Soñó con estar en un capítulo donde dos niños se amaban y él era un charco que lo creían mar. Era señalado por los niños y sus pies con calzado lo pisaban a un costado, sentía los pasos en sus costillas. Dejó el libro a un lado y vio que estaba nuevamente solo en la cafetería. El mesero hablaba con la persona de la barra, tomaban agua y señalaban afuera, seguía la lluvia. Alguien entró y se puso junto a la barra, les habló con la cabeza baja a los empleados y de reojo vio a Lionel. Se escuchó que alguien lloraba, era desde la barra, los empleados tiraban lágrimas, el hombre que había entrado al café les pidió que cerraran el lugar y así lo hicieron. Pusieron llave a la puerta principal y regresaron a su lugar. Lionel se quedó perplejo pero no decía palabra alguna o se movía. El hombre sacó un arma, tomo un banco y la puso a su lado. Pidió un café, le sirvió crema y poca azúcar, lo revolvió y lo probó, agregó más azúcar y les dijo algo a los empleados. El mesero se sentó a su lado y la persona de la barra abrió la caja y le entregó dinero. El hombre tomó el arma con la mano derecha y con la izquierda el café. Golpeó en la cara suavemente al mesero y luego disparó al techo; nadie se movía. Lionel estaba tratando de leer sin prestar importancia a lo sucedido y el hombre del arma se sentó en su mesa. Les llevaron algo de comer, un pastel. Ambos tomaron un tenedor y comieron un poco, Lionel no miraba al hombre y este le dijo: No viste lo que pasó, no has visto ni verás –le dijo con un tono de voz baja y tranquila- ¿entiendes? –Sí entiendo, no veré ni vi algo- respondió cerrando el libro y dejándolo de lado-. El hombre se terminó el café y comió un poco más de pastel, pidió que le abrieran la puerta y le disparó al mesero en la pierna.

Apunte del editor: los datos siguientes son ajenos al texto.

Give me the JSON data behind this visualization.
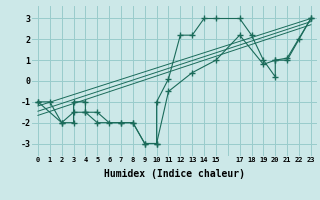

La policía llegó al café, la persona de la barra dio cuenta de los hechos y el mesero era atendido en una ambulancia. Un policía se le acercó a Lionel y le preguntó sobre lo que había visto y este respondió: Nada, no puedo ver. –¿Es usted ciego? -Le dijo el policía mirando el libro que ahí tenía a su lado Lionel -¿para qué trae un libro si no puede ver? –Lo tengo porque me gusta oler las hojas, imaginar lo que tienen escritas, el otro día olí con ser un charco que unos niños lo creían mar y me pisaban con sus zapatos. –¿Quiere que lo llevemos a casa? Han herido a una persona aquí y tenemos que cerrar el lugar- Mientras el policía decía eso le ponía la mano en el hombro a Lionel –No gracias, todavía quiero escuchar un poco más el reloj, siempre vengo a escucharlo a estas horas.